L’audio delle conversazioni tra il dottor Jammo, a bordo del barcone che stava già imbarcando acqua, e gli operatori che rispondevano alle chiamate di soccorso alla sala operativa di Roma è sconcertante. Un’ora e un quarto dopo aver ricevuto la prima richiesta di soccorso, con le coordinate navali precise e il numero elevatissimo di bambini, donne e uomini in gravissimo rischio di vita, a Roma continuano a suggerire ai migranti di chiamare Malta. «Signore, ti ho dato il numero dell’autorità di Malta. Siete vicino Malta. Vai, vai, chiama Malta direttamente, loro sono lì».
A nulla serve il grido disperato che arriva dal barcone dove l’acqua è ormai alta più di mezzo metro sul fondo e ha invaso la stiva. «Per favore, ho chiamato Malta. Ci hanno detto che siamo vicini a Lampedusa più che a Malta». E poi, scandendo le parole: «Stiamo morendo, per favore, stiamo morendo, 300 persone, stiamo morendo».
Niente da fare. Da Roma, con molta flemma, sanno solo rispondere: «Hai chiamato Malta? Devi chiamare Malta, signore, Stai parlando con Italia». «Sì, sì, Italia. Lampedusa è in Italia — insiste disperato il medico siriano che è ormai agli sgoccioli con il telefono dopo due ore di chiamate — Non abbandonateci, il credito è finito. Siamo senza credito. Se tagliano la linea, per favore, hai il mio numero ora, chiamami tu».
Ma da Roma l’unica chiamata che parte ben tre ore dopo è verso la sala operativa di Malta per una burocratica contesa sulla competenza di quel soccorso. I maltesi fanno notare che la nave più vicina è una della Marina militare italiana, ma nulla si muove fino alle 17.07 quando è Malta a chiamare per dare notizia dell’avvenuto naufragio.

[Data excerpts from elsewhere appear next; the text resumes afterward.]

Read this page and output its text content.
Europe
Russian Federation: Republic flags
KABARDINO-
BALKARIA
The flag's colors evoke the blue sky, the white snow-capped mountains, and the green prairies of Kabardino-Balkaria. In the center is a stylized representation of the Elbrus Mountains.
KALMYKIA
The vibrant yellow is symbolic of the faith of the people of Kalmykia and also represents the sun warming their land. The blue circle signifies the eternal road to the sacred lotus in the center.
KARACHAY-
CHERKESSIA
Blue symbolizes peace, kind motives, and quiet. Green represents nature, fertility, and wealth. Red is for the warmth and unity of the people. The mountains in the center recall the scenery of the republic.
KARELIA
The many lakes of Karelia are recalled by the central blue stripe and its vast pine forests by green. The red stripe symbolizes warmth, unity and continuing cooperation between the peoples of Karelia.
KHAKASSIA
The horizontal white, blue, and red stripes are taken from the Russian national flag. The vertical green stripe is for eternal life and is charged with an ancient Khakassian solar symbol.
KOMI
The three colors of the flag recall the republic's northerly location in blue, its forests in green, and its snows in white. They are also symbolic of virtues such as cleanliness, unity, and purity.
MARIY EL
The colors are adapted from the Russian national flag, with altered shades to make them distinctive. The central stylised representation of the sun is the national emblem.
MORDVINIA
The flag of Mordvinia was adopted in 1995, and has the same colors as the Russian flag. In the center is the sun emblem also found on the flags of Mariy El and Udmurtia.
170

«Il nostro aereo ha visto il barcone rovesciarsi, la gente è in acqua, è urgente, il barcone è affondato ». «Ma è lo stesso barcone? », chiedono da Roma. Sì, lo stesso che per quattro ore e mezza ha invocato aiuto invano. Solo a quel punto intervengono Italia e Malta, i superstiti vengono recuperati e divisi tra i due paesi. A Porto Empedocle sbarcano cinque bimbi piccolissimi soli che, un mese dopo, solo grazie a Repubblica sono stati ricongiunti ai genitori, finiti a Malta, che li credevano ormai morti.